Memory

Dec 22, 2021

I have difficulty when it comes to initiating a conversation. I validated it from the people I work with. Whenever I find a challenge, I actively try to work on it. But recently I have wasted a lot of time and have avoided learning new things. Last weekend when a school friend of mine pinged for some work, I asked her if we can meet up. Another friend from school joined us. It was more than a decade I had seen both of them.

As we started understanding our married life, there were a few questions about how I started writing. While telling them about how I used to find out time during my engineering days and how trying to impress people (read a few girls.) led me into writing more stories, I recently realized it makes me feel better after writing. When I mentioned that these days I have made myself too busy, to take out 20 minutes to write. I was telling them about the projects I had left incomplete.

That is when I thought about telling them the story I was planning to write this weekend, which I had convinced myself not to write by stating that I was too busy. Every story has an inspiration. In the name of fantasy, I do have told stories where I literally meant what I wrote. I was telling my friends how my recent inspiration for my next 3-minute read came from.
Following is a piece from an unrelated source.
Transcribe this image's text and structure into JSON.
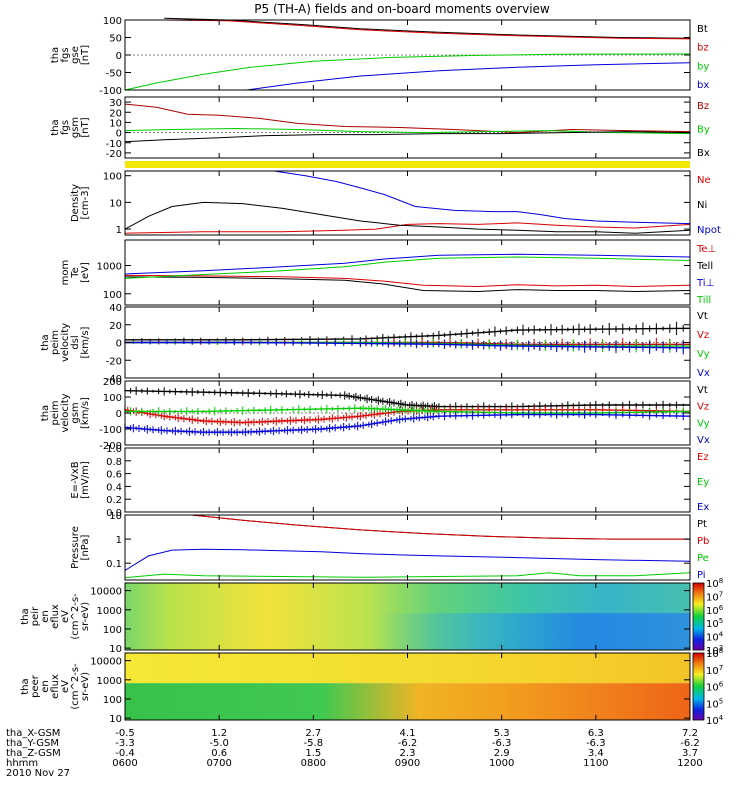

I was with my colleagues last week and we waited long back to hang around post-work, on my way home I took an auto-rickshaw. It was 11:16 and I could see a few notifications on my mobile. Only 1% battery was remaining. For all the people who know me, I live my life with 1-15% of battery, anything more than that is an indication that someone from home has been kind enough to charge my phone.

With a phone as good as dead and the auto rushing towards home, I could feel the relatively cool breeze after a hot summer day. The time in the night, the highway, and with the head inclined on the seat support, it is the best way to swing the mind in the future and past. I loved every bit of it. That is when, I looked down at my phone, tightly clutched in my left hand. I have used the phone for a long time now.
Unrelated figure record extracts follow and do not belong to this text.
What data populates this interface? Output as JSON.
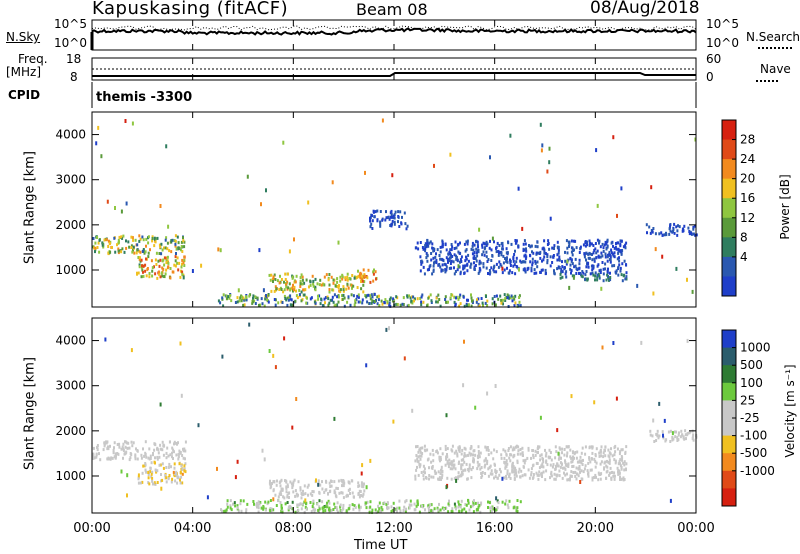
{
  "header": {
    "station": "Kapuskasing (fitACF)",
    "beam": "Beam 08",
    "date": "08/Aug/2018"
  },
  "top_panels": {
    "left_label": "N.Sky",
    "right_label": "N.Search",
    "noise_ticks_left": [
      "10^5",
      "10^0"
    ],
    "noise_ticks_right": [
      "10^5",
      "10^0"
    ],
    "freq_label_1": "Freq.",
    "freq_label_2": "[MHz]",
    "freq_ticks": [
      "18",
      "8"
    ],
    "nave_label": "Nave",
    "nave_ticks": [
      "60",
      "0"
    ],
    "cpid_label": "CPID",
    "cpid_text": "themis -3300"
  },
  "x_axis": {
    "title": "Time UT",
    "tick_labels": [
      "00:00",
      "04:00",
      "08:00",
      "12:00",
      "16:00",
      "20:00",
      "00:00"
    ]
  },
  "colors": {
    "power_scale": [
      "#1f3fc9",
      "#2a58b0",
      "#2f7d5f",
      "#5a9a3a",
      "#8fc640",
      "#f0c020",
      "#f28a1e",
      "#e04a18",
      "#d62010"
    ],
    "velocity_scale": [
      "#1f3fc9",
      "#2b5d6c",
      "#2e7b33",
      "#6cc93d",
      "#c8c8c8",
      "#c8c8c8",
      "#f0c020",
      "#f28a1e",
      "#e04a18",
      "#d62010"
    ]
  },
  "chart_data": [
    {
      "type": "heatmap",
      "title": "",
      "xlabel": "Time UT",
      "ylabel": "Slant Range [km]",
      "colorbar_label": "Power [dB]",
      "colorbar_ticks": [
        "28",
        "24",
        "20",
        "16",
        "12",
        "8",
        "4"
      ],
      "xlim_hours": [
        0,
        24
      ],
      "ylim_km": [
        180,
        4500
      ],
      "y_ticks": [
        "4000",
        "3000",
        "2000",
        "1000"
      ],
      "clusters": [
        {
          "t0": 0.0,
          "t1": 3.7,
          "r0": 1350,
          "r1": 1750,
          "power": [
            8,
            24
          ]
        },
        {
          "t0": 1.8,
          "t1": 3.7,
          "r0": 800,
          "r1": 1300,
          "power": [
            12,
            28
          ]
        },
        {
          "t0": 7.0,
          "t1": 10.8,
          "r0": 500,
          "r1": 900,
          "power": [
            12,
            24
          ]
        },
        {
          "t0": 10.5,
          "t1": 11.3,
          "r0": 700,
          "r1": 1000,
          "power": [
            16,
            28
          ]
        },
        {
          "t0": 5.0,
          "t1": 17.0,
          "r0": 180,
          "r1": 450,
          "power": [
            4,
            20
          ]
        },
        {
          "t0": 11.0,
          "t1": 12.5,
          "r0": 1900,
          "r1": 2300,
          "power": [
            4,
            8
          ]
        },
        {
          "t0": 12.8,
          "t1": 21.2,
          "r0": 1300,
          "r1": 1650,
          "power": [
            4,
            8
          ]
        },
        {
          "t0": 13.0,
          "t1": 21.2,
          "r0": 900,
          "r1": 1300,
          "power": [
            4,
            8
          ]
        },
        {
          "t0": 22.0,
          "t1": 24.0,
          "r0": 1750,
          "r1": 2000,
          "power": [
            4,
            8
          ]
        },
        {
          "t0": 18.5,
          "t1": 21.2,
          "r0": 750,
          "r1": 900,
          "power": [
            8,
            12
          ]
        }
      ]
    },
    {
      "type": "heatmap",
      "title": "",
      "xlabel": "Time UT",
      "ylabel": "Slant Range [km]",
      "colorbar_label": "Velocity [m s⁻¹]",
      "colorbar_ticks": [
        "1000",
        "500",
        "100",
        "25",
        "-25",
        "-100",
        "-500",
        "-1000"
      ],
      "xlim_hours": [
        0,
        24
      ],
      "ylim_km": [
        180,
        4500
      ],
      "y_ticks": [
        "4000",
        "3000",
        "2000",
        "1000"
      ],
      "clusters": [
        {
          "t0": 0.0,
          "t1": 3.7,
          "r0": 1350,
          "r1": 1750,
          "velocity": [
            -25,
            25
          ]
        },
        {
          "t0": 1.8,
          "t1": 3.7,
          "r0": 800,
          "r1": 1300,
          "velocity": [
            -500,
            100
          ]
        },
        {
          "t0": 7.0,
          "t1": 10.8,
          "r0": 500,
          "r1": 900,
          "velocity": [
            -100,
            100
          ]
        },
        {
          "t0": 5.0,
          "t1": 17.0,
          "r0": 180,
          "r1": 450,
          "velocity": [
            25,
            500
          ]
        },
        {
          "t0": 12.8,
          "t1": 21.2,
          "r0": 900,
          "r1": 1650,
          "velocity": [
            -25,
            25
          ]
        },
        {
          "t0": 22.0,
          "t1": 24.0,
          "r0": 1750,
          "r1": 2000,
          "velocity": [
            -25,
            25
          ]
        }
      ]
    }
  ]
}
I was wondering how this phone has lived a life of its own with me. My father gifted me the phone. Ever since then, the phone has seen my fight, my cry, my depressed emotions, my happiness, my joy, my failure, and my success. It knows when I feel low, and I don’t want to talk. It has been with me for calls as long as five hours at a stretch. It has seen people come, and people go.
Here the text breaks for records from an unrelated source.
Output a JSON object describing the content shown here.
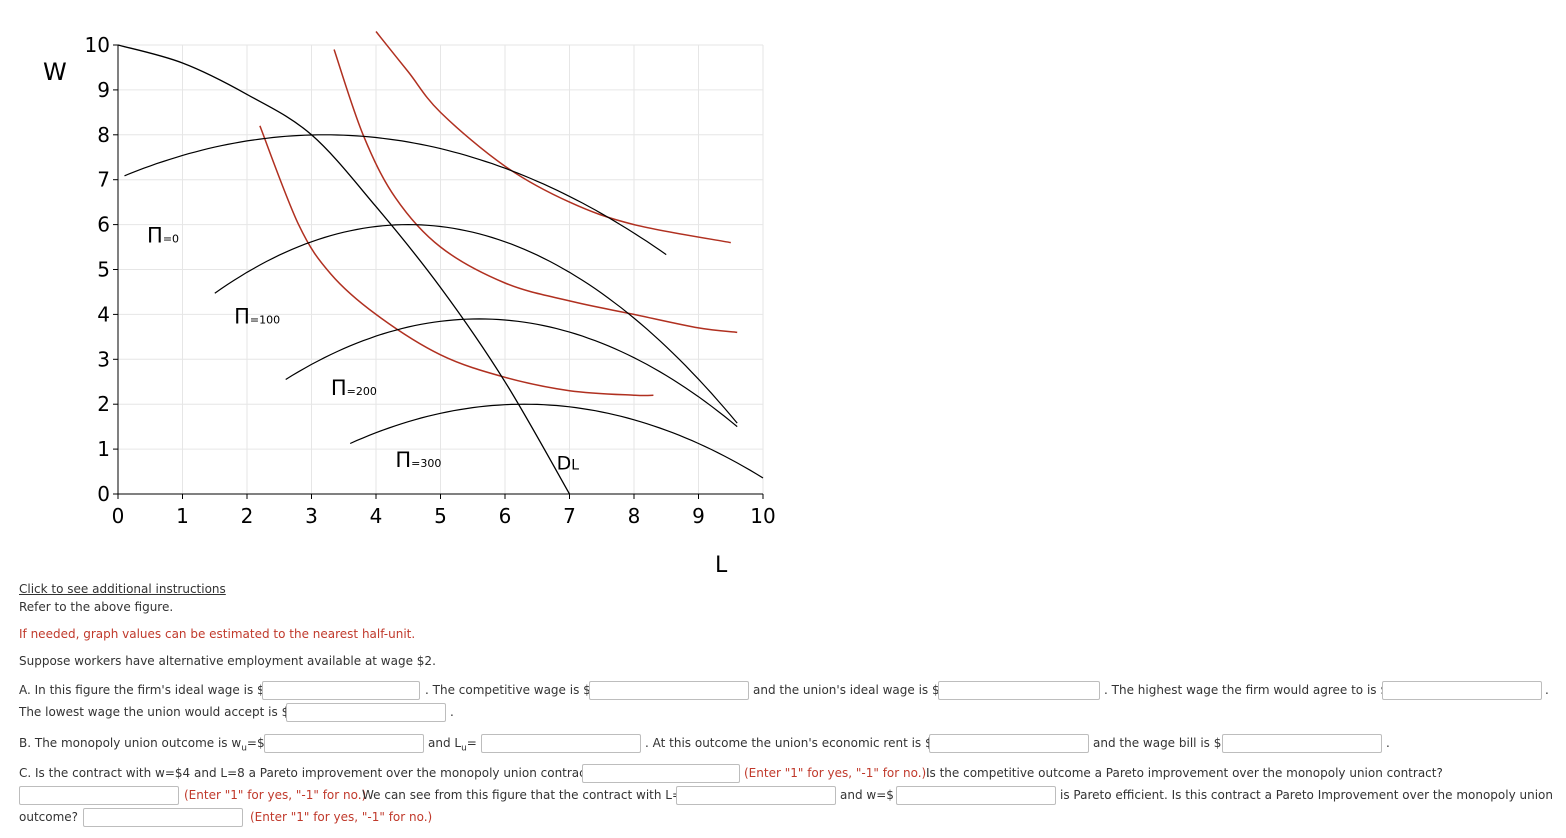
{
  "chart_data": {
    "type": "line",
    "xlabel": "L",
    "ylabel": "W",
    "xlim": [
      0,
      10
    ],
    "ylim": [
      0,
      10
    ],
    "x_ticks": [
      "0",
      "1",
      "2",
      "3",
      "4",
      "5",
      "6",
      "7",
      "8",
      "9",
      "10"
    ],
    "y_ticks": [
      "0",
      "1",
      "2",
      "3",
      "4",
      "5",
      "6",
      "7",
      "8",
      "9",
      "10"
    ],
    "grid": true,
    "demand_curve": {
      "name": "DL",
      "color": "#000000",
      "points": [
        [
          0,
          10
        ],
        [
          1,
          9.6
        ],
        [
          2,
          8.9
        ],
        [
          3,
          8.0
        ],
        [
          4,
          6.4
        ],
        [
          5,
          4.6
        ],
        [
          6,
          2.5
        ],
        [
          7,
          0
        ]
      ]
    },
    "isoprofit_curves": [
      {
        "name": "Π=0",
        "label_main": "Π",
        "label_sub": "=0",
        "peak": [
          3.2,
          8.0
        ],
        "x_range": [
          0.1,
          8.5
        ],
        "a": 0.095
      },
      {
        "name": "Π=100",
        "label_main": "Π",
        "label_sub": "=100",
        "peak": [
          4.5,
          6.0
        ],
        "x_range": [
          1.5,
          9.6
        ],
        "a": 0.17
      },
      {
        "name": "Π=200",
        "label_main": "Π",
        "label_sub": "=200",
        "peak": [
          5.6,
          3.9
        ],
        "x_range": [
          2.6,
          9.6
        ],
        "a": 0.15
      },
      {
        "name": "Π=300",
        "label_main": "Π",
        "label_sub": "=300",
        "peak": [
          6.3,
          2.0
        ],
        "x_range": [
          3.6,
          10.0
        ],
        "a": 0.12
      }
    ],
    "indifference_curves": {
      "color": "#b03020",
      "curves": [
        {
          "points": [
            [
              2.2,
              8.2
            ],
            [
              2.8,
              6.0
            ],
            [
              3.3,
              4.9
            ],
            [
              4.0,
              4.0
            ],
            [
              5.0,
              3.1
            ],
            [
              6.0,
              2.6
            ],
            [
              7.0,
              2.3
            ],
            [
              8.0,
              2.2
            ],
            [
              8.3,
              2.2
            ]
          ]
        },
        {
          "points": [
            [
              3.35,
              9.9
            ],
            [
              3.8,
              8.0
            ],
            [
              4.3,
              6.6
            ],
            [
              5.0,
              5.5
            ],
            [
              6.0,
              4.7
            ],
            [
              7.0,
              4.3
            ],
            [
              8.0,
              4.0
            ],
            [
              9.0,
              3.7
            ],
            [
              9.6,
              3.6
            ]
          ]
        },
        {
          "points": [
            [
              4.0,
              10.3
            ],
            [
              4.5,
              9.4
            ],
            [
              5.0,
              8.5
            ],
            [
              6.0,
              7.3
            ],
            [
              7.0,
              6.5
            ],
            [
              8.0,
              6.0
            ],
            [
              9.5,
              5.6
            ]
          ]
        }
      ]
    }
  },
  "instructions_link": "Click to see additional instructions",
  "refer_text": "Refer to the above figure.",
  "note": "If needed, graph values can be estimated to the nearest half-unit.",
  "premise": "Suppose workers have alternative employment available at wage $2.",
  "q_a": {
    "t1": "A. In this figure the firm's ideal wage is $",
    "t2": ". The competitive wage is $",
    "t3": "and the union's ideal wage is $",
    "t4": ". The highest wage the firm would agree to is $",
    "t5": ".",
    "t6": "The lowest wage the union would accept is $",
    "t7": "."
  },
  "q_b": {
    "t1": "B. The monopoly union outcome is w",
    "t1_sub": "u",
    "t1_end": "=$",
    "t2": "and L",
    "t2_sub": "u",
    "t2_end": "=",
    "t3": ". At this outcome the union's economic rent is $",
    "t4": "and the wage bill is $",
    "t5": "."
  },
  "q_c": {
    "t1": "C. Is the contract with w=$4 and L=8 a Pareto improvement over the monopoly union contract?",
    "hint1": "(Enter \"1\" for yes, \"-1\" for no.).",
    "t2": "Is the competitive outcome a Pareto improvement over the monopoly union contract?",
    "hint2": "(Enter \"1\" for yes, \"-1\" for no.)",
    "t3": "We can see from this figure that the contract with L=",
    "t4": "and w=$",
    "t5": "is Pareto efficient. Is this contract a Pareto Improvement over the monopoly union",
    "t6": "outcome?",
    "hint3": "(Enter \"1\" for yes, \"-1\" for no.)"
  }
}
I don’t think most of us have anything apart from the phone, that we spend the most time with. If it could feel me, and If I could have felt it, it would have been my best companion. While traveling from South to North, while capturing pictures, sending millions of text messages, knowing the secrets that I wouldn’t probably share with anyone rests in the memory of the phone.

When you read this, and if you are reading it on the phone, ask yourself, how much does this piece of metal or fabricated plastic powered by a battery own a share of your life?
You might change it, buy a new one, but remember one thing, somewhere deep down the memory of you in it still leaves.